Japan's current account surplus unexpectedly widened in September as accelerating growth in the U.S. and Asia propelled exports, reinforcing expectations that a report later this week will show the economy grew for a seventh quarter. The surplus widened to 1.49 trillion yen ($13.7 billion) from 1.46 trillion yen in August, seasonally adjusted, the Ministry of Finance said in a report released in Tokyo. The surplus rose 20 percent to 8.35 trillion yen in the six months ended Sept. 30, a record amount for that period since at least 1985 when accounting methods changed, the report said.

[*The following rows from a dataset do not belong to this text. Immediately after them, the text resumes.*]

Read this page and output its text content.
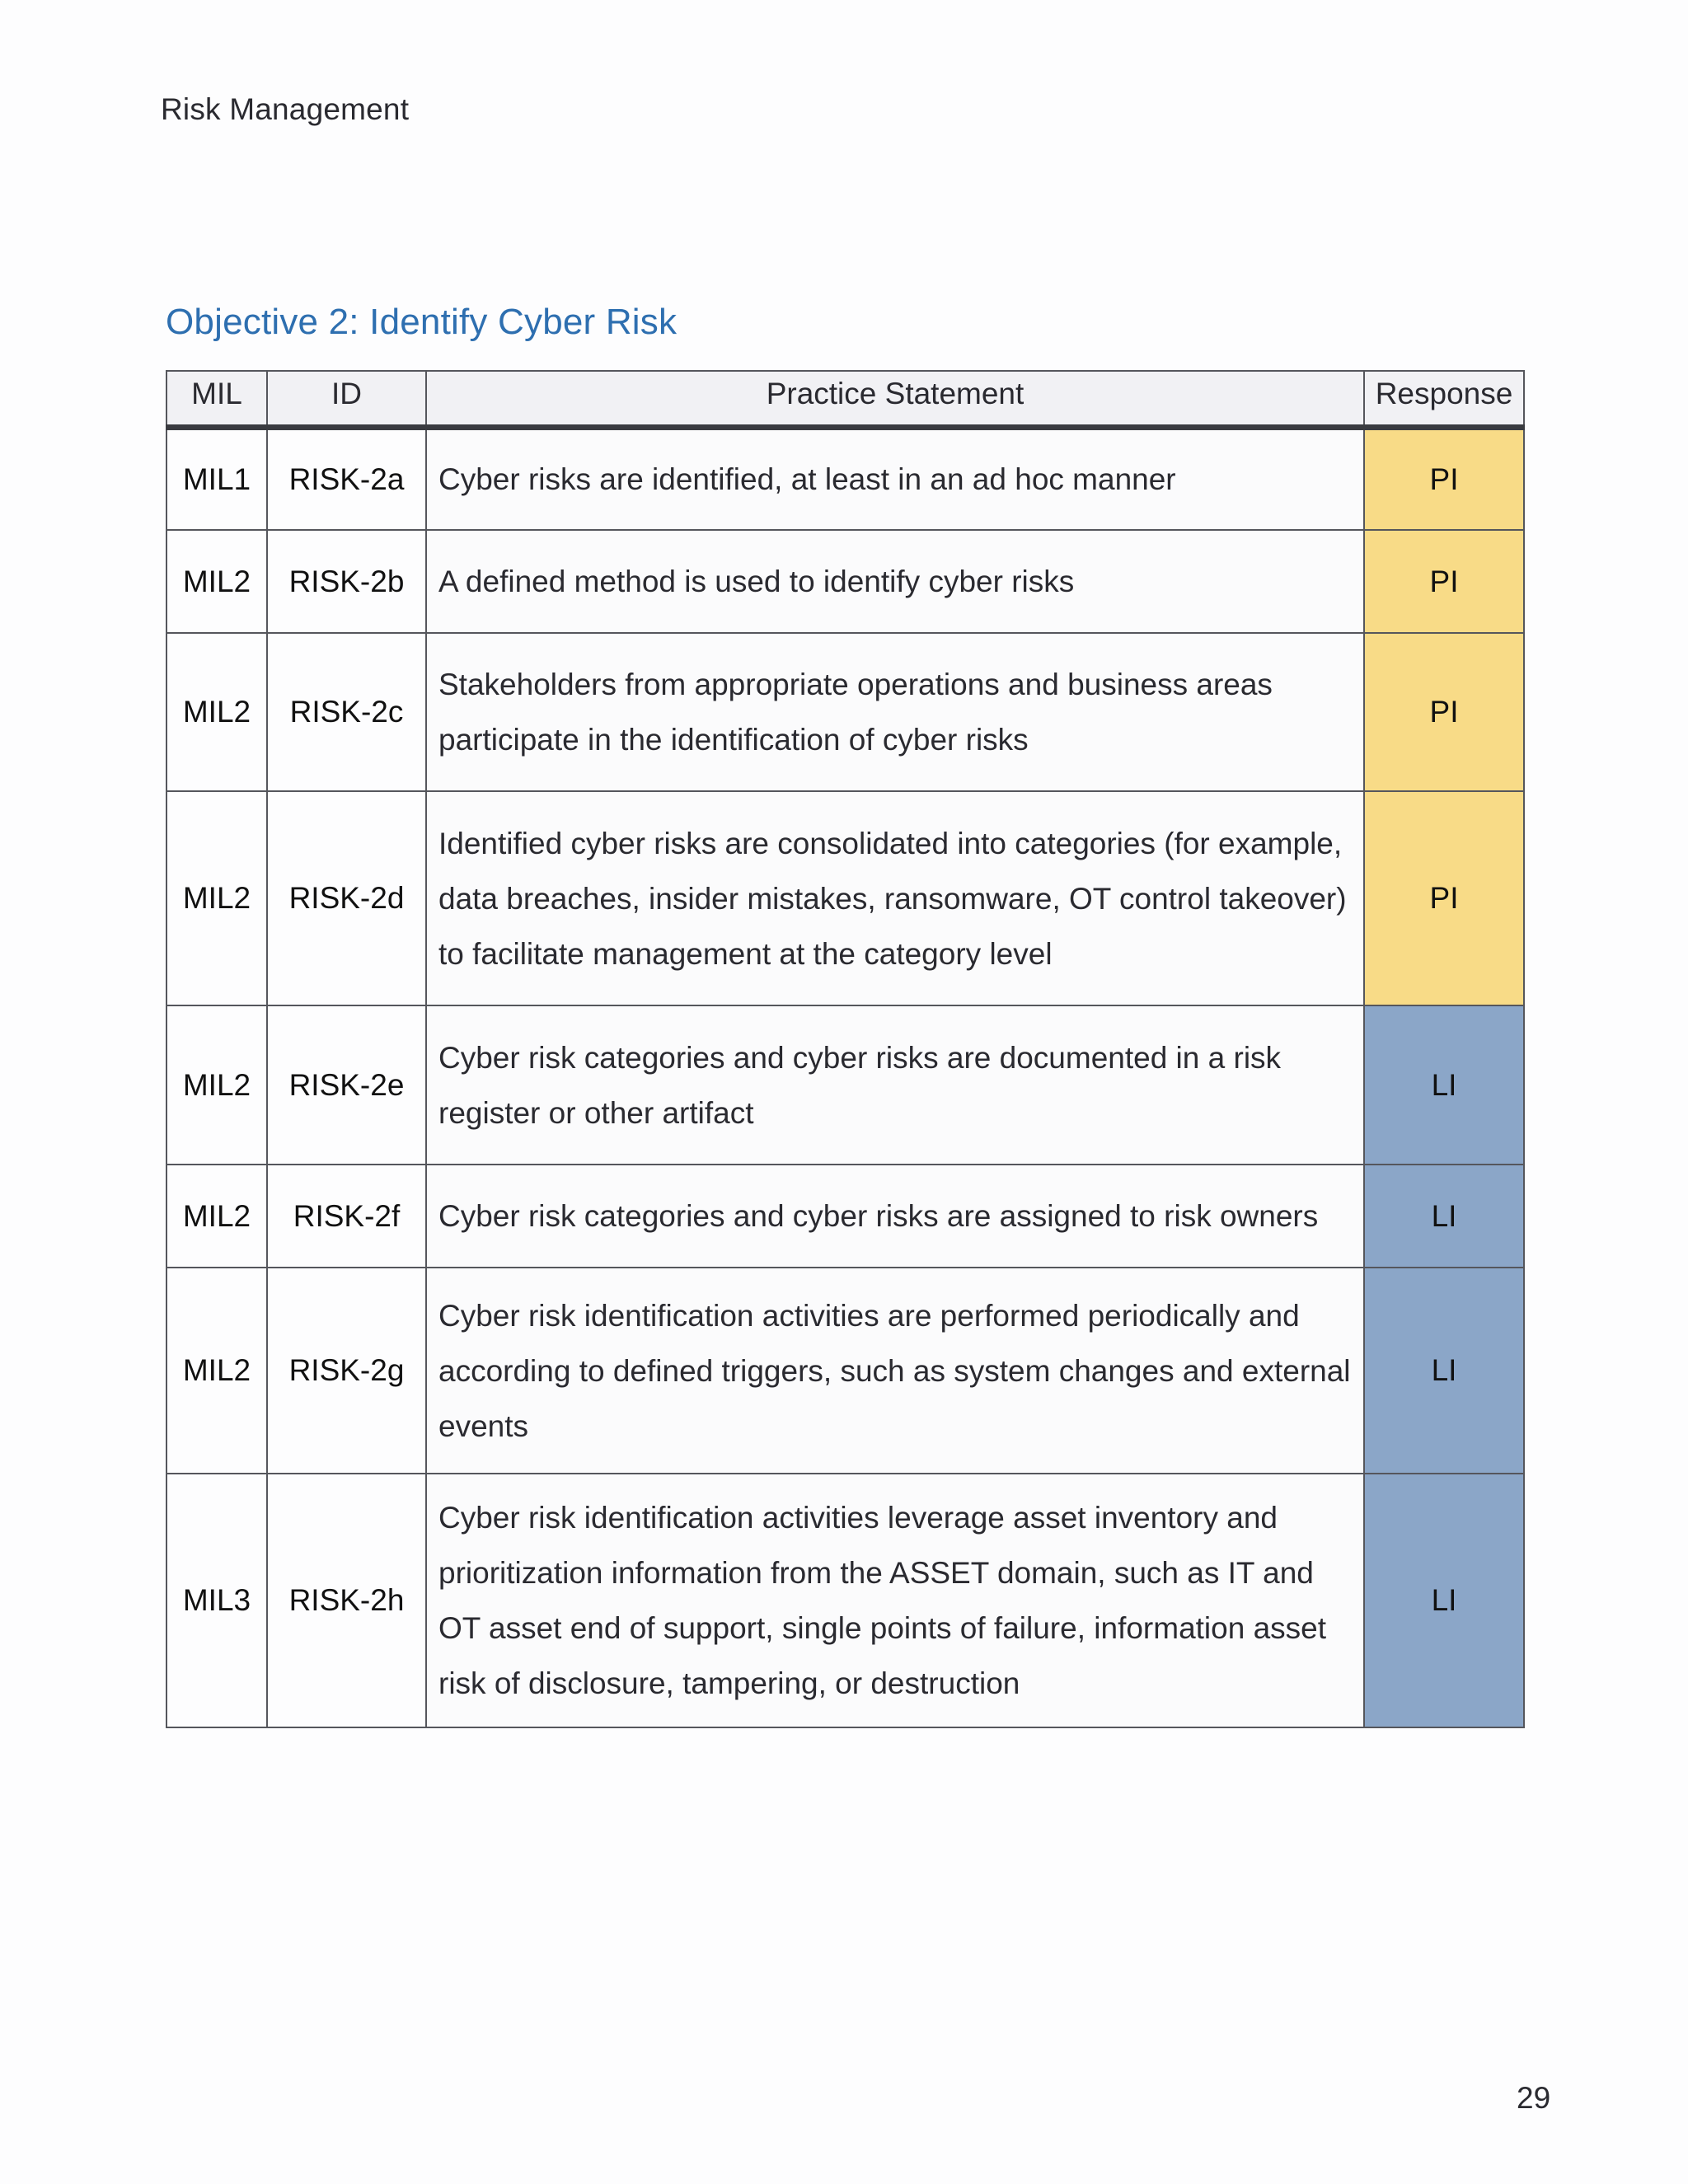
Risk Management
Objective 2: Identify Cyber Risk
MIL	ID	Practice Statement	Response
MIL1	RISK-2a	Cyber risks are identified, at least in an ad hoc manner	PI
MIL2	RISK-2b	A defined method is used to identify cyber risks	PI
MIL2	RISK-2c	Stakeholders from appropriate operations and business areas participate in the identification of cyber risks	PI
MIL2	RISK-2d	Identified cyber risks are consolidated into categories (for example, data breaches, insider mistakes, ransomware, OT control takeover) to facilitate management at the category level	PI
MIL2	RISK-2e	Cyber risk categories and cyber risks are documented in a risk register or other artifact	LI
MIL2	RISK-2f	Cyber risk categories and cyber risks are assigned to risk owners	LI
MIL2	RISK-2g	Cyber risk identification activities are performed periodically and according to defined triggers, such as system changes and external events	LI
MIL3	RISK-2h	Cyber risk identification activities leverage asset inventory and prioritization information from the ASSET domain, such as IT and OT asset end of support, single points of failure, information asset risk of disclosure, tampering, or destruction	LI
29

Matsushita Electric Industrial Co. and Sharp Corp. are selling more goods abroad because of demand for flat-screen televisions and DVD players. Those gains are helping cushion a drop in consumer spending in Japan, allowing the economy to grow 0.3 percent in the third quarter from the previous three months, according to a separate Bloomberg News survey. "Manufacturers will continue to lead economic growth, as exports strengthen on the back of recovering overseas economies,'' said Masaki Kuwahara of Nomura Research Institute, whose forecast for a 1.41 trillion-yen surplus was the second-most accurate of 11 economists in the survey. He said net exports accounted for three- fourths of Japan's economic growth in the third quarter.

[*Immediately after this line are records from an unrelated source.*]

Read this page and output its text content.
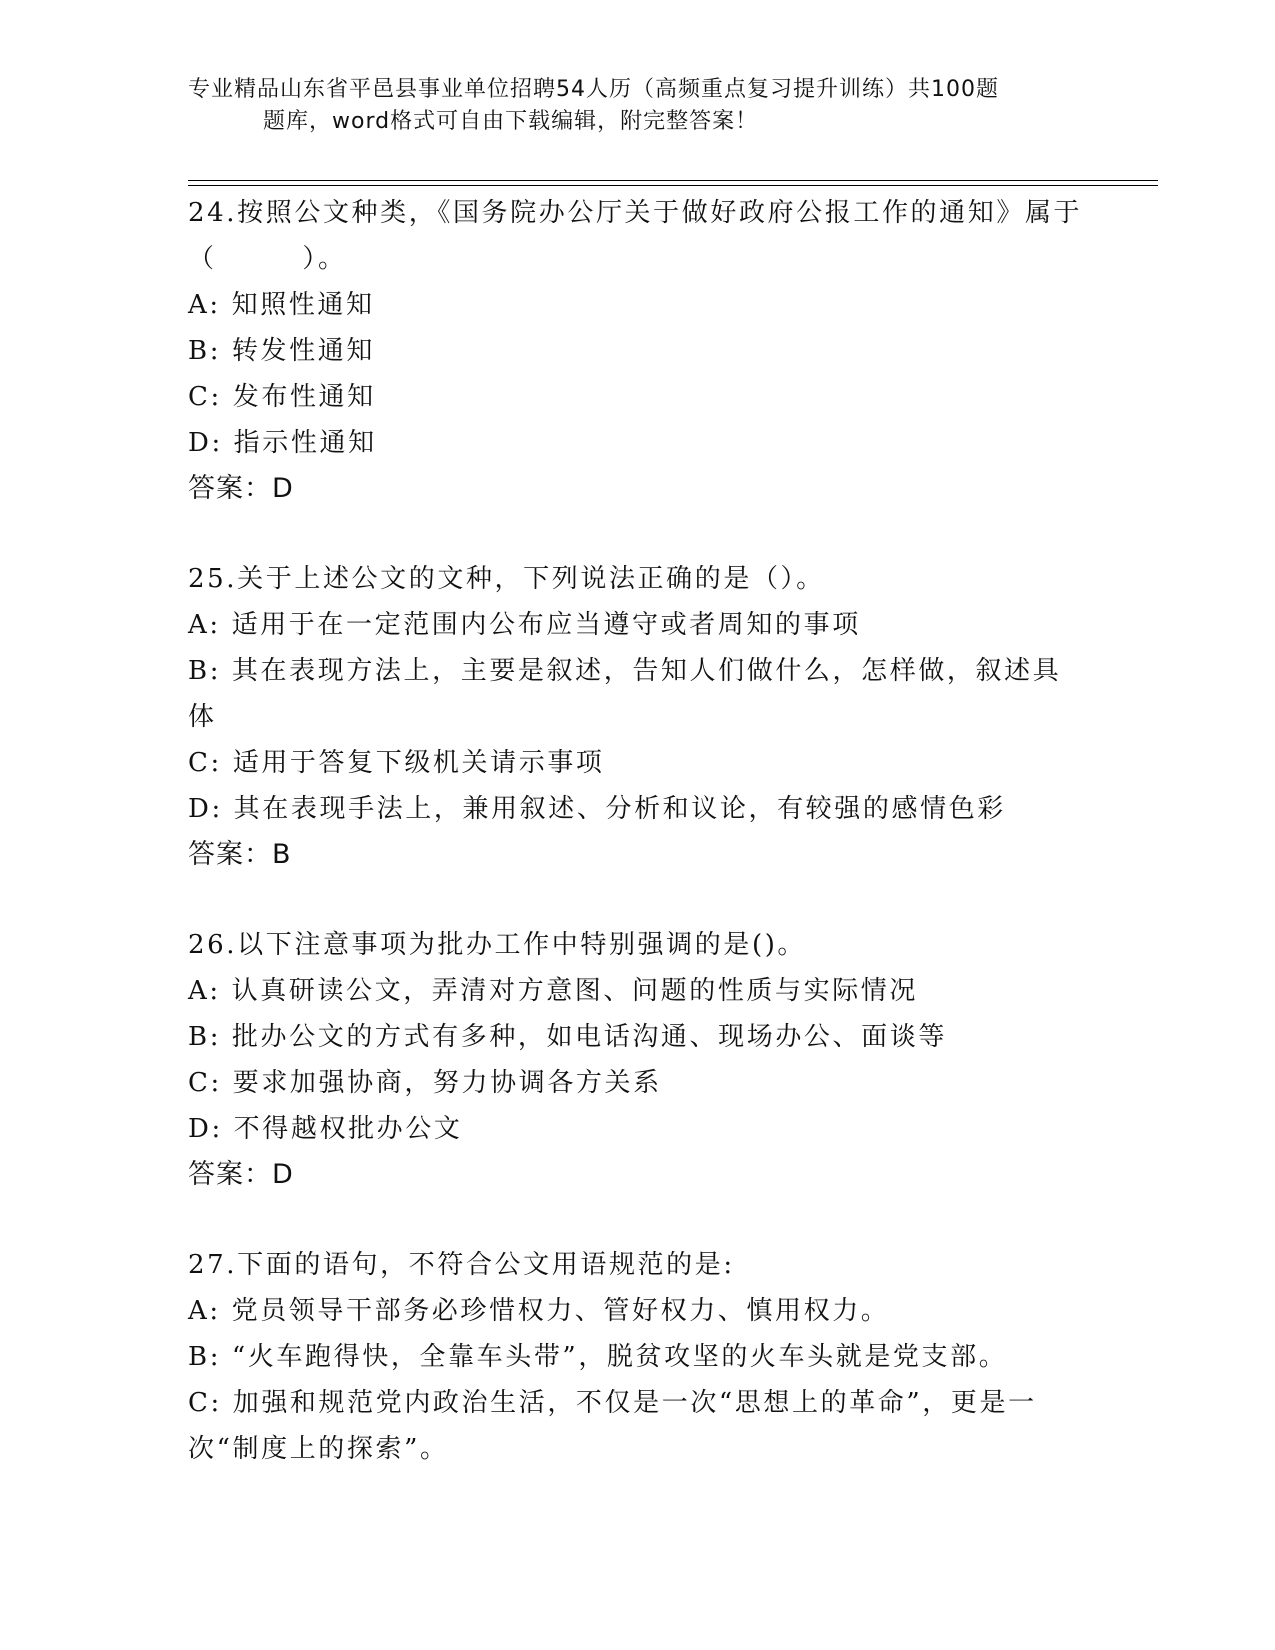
专业精品山东省平邑县事业单位招聘54人历（高频重点复习提升训练）共100题
题库，word格式可自由下载编辑，附完整答案！

24.按照公文种类，《国务院办公厅关于做好政府公报工作的通知》属于（　　　）。

A: 知照性通知

B: 转发性通知

C: 发布性通知

D: 指示性通知

答案：D

25.关于上述公文的文种，下列说法正确的是（）。

A: 适用于在一定范围内公布应当遵守或者周知的事项

B: 其在表现方法上，主要是叙述，告知人们做什么，怎样做，叙述具体

C: 适用于答复下级机关请示事项

D: 其在表现手法上，兼用叙述、分析和议论，有较强的感情色彩

答案：B

26.以下注意事项为批办工作中特别强调的是()。

A: 认真研读公文，弄清对方意图、问题的性质与实际情况

B: 批办公文的方式有多种，如电话沟通、现场办公、面谈等

C: 要求加强协商，努力协调各方关系

D: 不得越权批办公文

答案：D

27.下面的语句，不符合公文用语规范的是:

A: 党员领导干部务必珍惜权力、管好权力、慎用权力。

B: “火车跑得快，全靠车头带”，脱贫攻坚的火车头就是党支部。

C: 加强和规范党内政治生活，不仅是一次“思想上的革命”，更是一次“制度上的探索”。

Canon Corp., Sony Corp. and other exporters are getting a spurt from rising growth in China and the U.S., the biggest markets for Japanese exports. The economy of the U.S., which buys 28 percent of Japanese exports, grew at an annual pace of 7.2 percent in the third quarter, the fastest pace since 1984. China's economy grew 9.1 percent in the third quarter from a year earlier. Exports rose 3.8 percent in September from August, seasonally adjusted, while imports rose for the first time in three months by 2 percent, today's report showed. The September trade surplus compares with a median forecast of 1.25 trillion yen in a Bloomberg survey.